I don't know this man, but I'd like to think he meant no malice, just being a over active Dad.

dontforgetbilly · 05/08/2018 21:57

But would it have been considerate to his children who clearly love the speed to sit on a sedately moving roundabout until your child (who got on after they did) got off?
Were the children older? I never felt it was fair to let my small kids join older children on a roundabout without loudly saying to them "wait your turn, the older children will go too fast for you". Often this prompted older children to be v sweet and let my children on whilst pushing ridiculously slowly and would have reminded people not to go crazy with a little one on

Thesearmsofmine · 05/08/2018 22:02

There is only so fast you can push a roundabout, trust me I have been to many many parks over the years and most children do like to go fast on them because it is exciting the same as going really high on a swing!

If your daughter is scared of the speed perhaps it would be best to steer her away from roundabout until there is nobody else and you can push and control the speed even if others then get on.

Neededastealthname · 05/08/2018 22:09

It happens and it's horrible but you can't always prevent your child from things they find scary, it's your job to help to deal with it and they will be braver and more confident for it. That man made an error in judgement and he probably feels awful about it.

ClemDanfango · 05/08/2018 22:13

You’re being very precious, stop feeding your child’s fears. “It’s ok darling, you’re fine let’s play over here.” That’s all that’s needed, he said sorry move on!

LIZS · 05/08/2018 22:13

Presumably his kids were used to that speed and happy so he may not have realised how it might affect your dd. He stopped it and apologised, what more could/should he have done? Confused She had a bit of a shock , was not hurt and will be well over it as long as you do not impart your fright to her. Not worth loss of sleep over.

SoyDora · 06/08/2018 07:48

I am considerate towards others' children and I expect the same towards mine

He was considerate. As soon as he realised your daughter (who got on after his children) didn’t like to go as fast as they did, he stopped and he apologised.
I have been to many many playgrounds in my time and have never seen one go so fast that it would be shocking.

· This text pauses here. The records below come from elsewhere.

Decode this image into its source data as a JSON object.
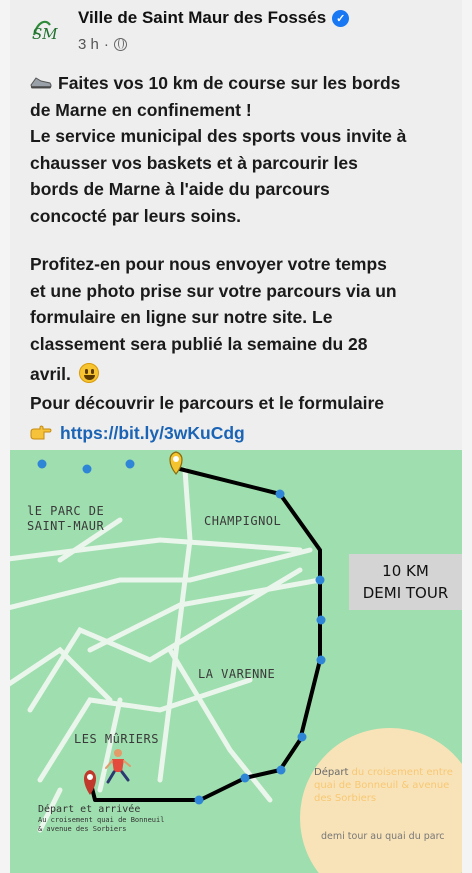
{
  "header": {
    "page_name": "Ville de Saint Maur des Fossés",
    "time": "3 h",
    "separator": "·",
    "logo_text": "SM"
  },
  "post": {
    "line1": "Faites vos 10 km de course sur les bords",
    "line2": "de Marne en confinement !",
    "line3": "Le service municipal des sports vous invite à",
    "line4": "chausser vos baskets et à parcourir les",
    "line5": "bords de Marne à l'aide du parcours",
    "line6": "concocté par leurs soins.",
    "line7": "Profitez-en pour nous envoyer votre temps",
    "line8": "et une photo prise sur votre parcours via un",
    "line9": "formulaire en ligne sur notre site. Le",
    "line10": "classement sera publié la semaine du 28",
    "line11": "avril.",
    "line12": "Pour découvrir le parcours et le formulaire",
    "link": "https://bit.ly/3wKuCdg"
  },
  "map": {
    "label_parc_1": "lE PARC DE",
    "label_parc_2": "SAINT-MAUR",
    "label_champignol": "CHAMPIGNOL",
    "label_varenne": "LA VARENNE",
    "label_muriers": "LES MûRIERS",
    "km_line1": "10 KM",
    "km_line2": "DEMI TOUR",
    "start_main": "Départ et arrivée",
    "start_sub1": "Au croisement quai de Bonneuil",
    "start_sub2": "& avenue des Sorbiers",
    "info_depart": "Départ",
    "info_rest": " du croisement entre quai de Bonneuil & avenue des Sorbiers",
    "info_demi": "demi tour au quai du parc",
    "colors": {
      "land": "#9fdeae",
      "road": "#eef6ee",
      "route": "#000000",
      "dots": "#2f86d6",
      "pin_yellow": "#f4c430",
      "pin_red": "#c0392b"
    }
  },
  "icons": {
    "verified": "verified-badge-icon",
    "globe": "globe-icon",
    "shoe": "running-shoe-icon",
    "smiley": "smiley-icon",
    "hand": "pointing-hand-icon"
  }
}
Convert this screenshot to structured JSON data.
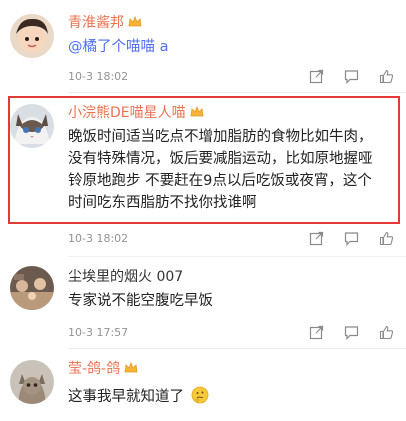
{
  "comments": [
    {
      "username": "青淮酱邦",
      "text": "@橘了个喵喵 a",
      "time": "10-3 18:02",
      "verified": true
    },
    {
      "username": "小浣熊DE喵星人喵",
      "text": "晚饭时间适当吃点不增加脂肪的食物比如牛肉，没有特殊情况，饭后要减脂运动，比如原地握哑铃原地跑步 不要赶在9点以后吃饭或夜宵，这个时间吃东西脂肪不找你找谁啊",
      "time": "10-3 18:02",
      "verified": true
    },
    {
      "username": "尘埃里的烟火 007",
      "text": "专家说不能空腹吃早饭",
      "time": "10-3 17:57",
      "verified": false
    },
    {
      "username": "莹-鸽-鸽",
      "text": "这事我早就知道了",
      "time": "",
      "verified": true
    }
  ],
  "colors": {
    "username": "#eb7350",
    "highlight_border": "#e53935",
    "mention": "#4e6ef2"
  },
  "icons": [
    "share-icon",
    "comment-icon",
    "like-icon",
    "verified-crown-icon",
    "thinking-emoji-icon"
  ]
}
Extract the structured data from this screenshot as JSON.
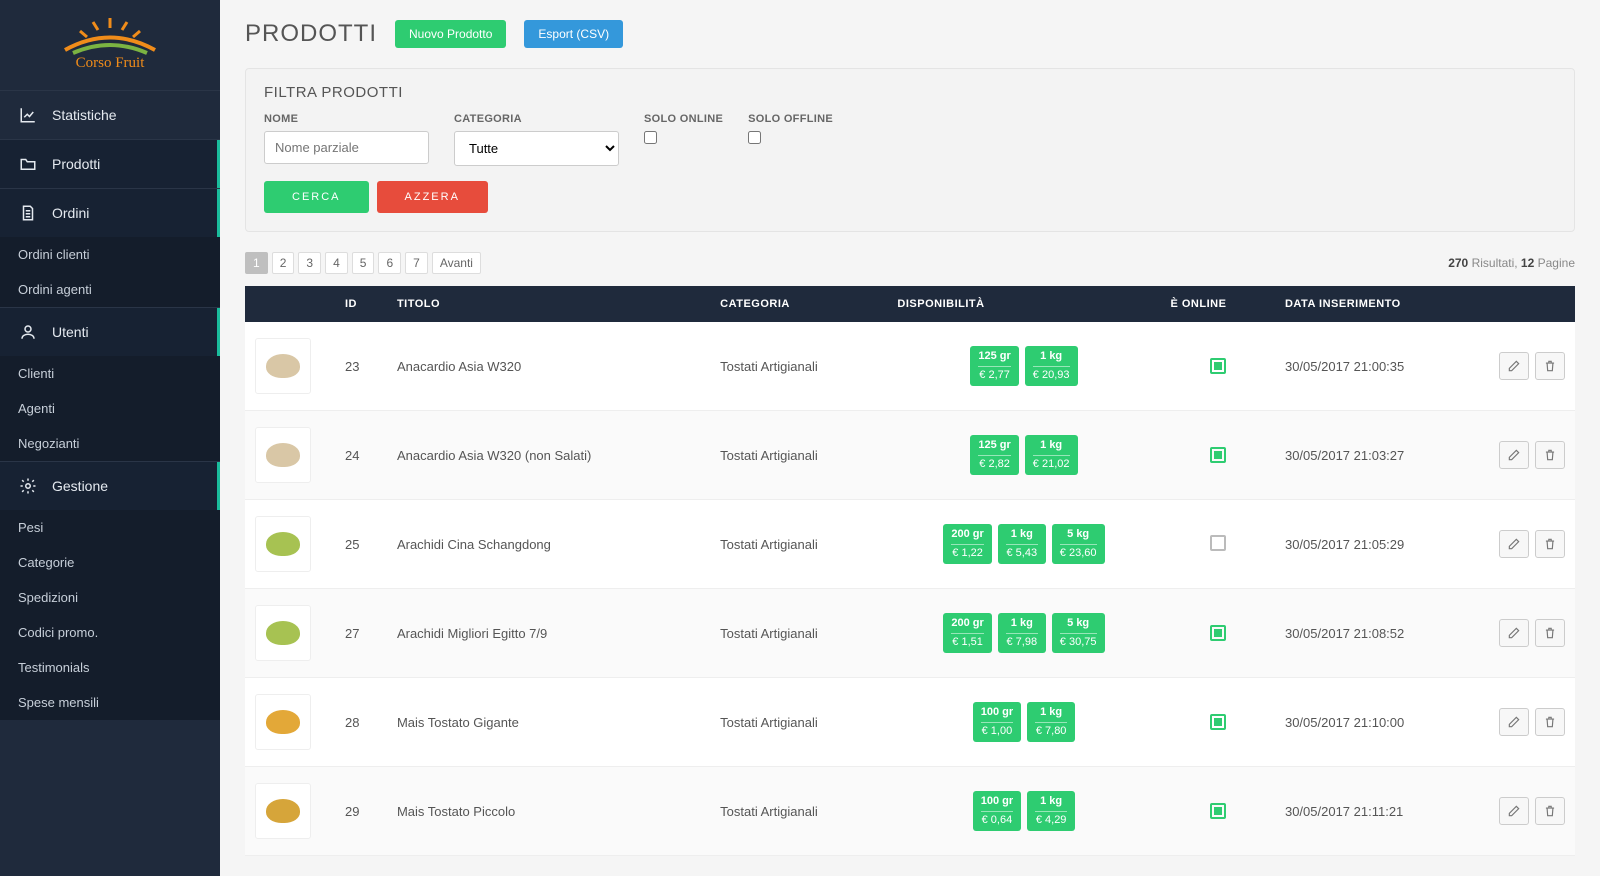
{
  "brand": {
    "name": "Corso Fruit"
  },
  "sidebar": {
    "items": [
      {
        "label": "Statistiche",
        "icon": "chart"
      },
      {
        "label": "Prodotti",
        "icon": "folder",
        "active": true
      },
      {
        "label": "Ordini",
        "icon": "doc",
        "parent": true,
        "sub": [
          "Ordini clienti",
          "Ordini agenti"
        ]
      },
      {
        "label": "Utenti",
        "icon": "user",
        "parent": true,
        "sub": [
          "Clienti",
          "Agenti",
          "Negozianti"
        ]
      },
      {
        "label": "Gestione",
        "icon": "gear",
        "parent": true,
        "sub": [
          "Pesi",
          "Categorie",
          "Spedizioni",
          "Codici promo.",
          "Testimonials",
          "Spese mensili"
        ]
      }
    ]
  },
  "page": {
    "title": "PRODOTTI",
    "new_button": "Nuovo Prodotto",
    "export_button": "Esport (CSV)"
  },
  "filter": {
    "title": "FILTRA PRODOTTI",
    "name_label": "NOME",
    "name_placeholder": "Nome parziale",
    "category_label": "CATEGORIA",
    "category_selected": "Tutte",
    "online_label": "SOLO ONLINE",
    "offline_label": "SOLO OFFLINE",
    "search": "CERCA",
    "reset": "AZZERA"
  },
  "pagination": {
    "pages": [
      "1",
      "2",
      "3",
      "4",
      "5",
      "6",
      "7"
    ],
    "next": "Avanti",
    "current": "1",
    "total_results": "270",
    "results_word": "Risultati,",
    "total_pages": "12",
    "pages_word": "Pagine"
  },
  "table": {
    "headers": {
      "id": "ID",
      "title": "TITOLO",
      "category": "CATEGORIA",
      "availability": "DISPONIBILITÀ",
      "online": "È ONLINE",
      "date": "DATA INSERIMENTO"
    },
    "rows": [
      {
        "id": "23",
        "title": "Anacardio Asia W320",
        "category": "Tostati Artigianali",
        "img_color": "#d9c7a6",
        "availability": [
          {
            "w": "125 gr",
            "p": "€ 2,77"
          },
          {
            "w": "1 kg",
            "p": "€ 20,93"
          }
        ],
        "online": true,
        "date": "30/05/2017 21:00:35"
      },
      {
        "id": "24",
        "title": "Anacardio Asia W320 (non Salati)",
        "category": "Tostati Artigianali",
        "img_color": "#d9c7a6",
        "availability": [
          {
            "w": "125 gr",
            "p": "€ 2,82"
          },
          {
            "w": "1 kg",
            "p": "€ 21,02"
          }
        ],
        "online": true,
        "date": "30/05/2017 21:03:27"
      },
      {
        "id": "25",
        "title": "Arachidi Cina Schangdong",
        "category": "Tostati Artigianali",
        "img_color": "#a7c252",
        "availability": [
          {
            "w": "200 gr",
            "p": "€ 1,22"
          },
          {
            "w": "1 kg",
            "p": "€ 5,43"
          },
          {
            "w": "5 kg",
            "p": "€ 23,60"
          }
        ],
        "online": false,
        "date": "30/05/2017 21:05:29"
      },
      {
        "id": "27",
        "title": "Arachidi Migliori Egitto 7/9",
        "category": "Tostati Artigianali",
        "img_color": "#a7c252",
        "availability": [
          {
            "w": "200 gr",
            "p": "€ 1,51"
          },
          {
            "w": "1 kg",
            "p": "€ 7,98"
          },
          {
            "w": "5 kg",
            "p": "€ 30,75"
          }
        ],
        "online": true,
        "date": "30/05/2017 21:08:52"
      },
      {
        "id": "28",
        "title": "Mais Tostato Gigante",
        "category": "Tostati Artigianali",
        "img_color": "#e3a838",
        "availability": [
          {
            "w": "100 gr",
            "p": "€ 1,00"
          },
          {
            "w": "1 kg",
            "p": "€ 7,80"
          }
        ],
        "online": true,
        "date": "30/05/2017 21:10:00"
      },
      {
        "id": "29",
        "title": "Mais Tostato Piccolo",
        "category": "Tostati Artigianali",
        "img_color": "#d6a53a",
        "availability": [
          {
            "w": "100 gr",
            "p": "€ 0,64"
          },
          {
            "w": "1 kg",
            "p": "€ 4,29"
          }
        ],
        "online": true,
        "date": "30/05/2017 21:11:21"
      }
    ]
  }
}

EvaHarknessRose · 06/08/2018 08:04

It happens. Next time just get your daughter to wait. And really, the old ‘worse things happen at sea’ approach is useful for building resilience, if parents can’t swiftly move on, dc can become over-cautious and anxious.

Cherubfish · 06/08/2018 08:09

Don't worry, OP. These things happen, the man misjudged the situation and apologised, try to put it behind you and move on.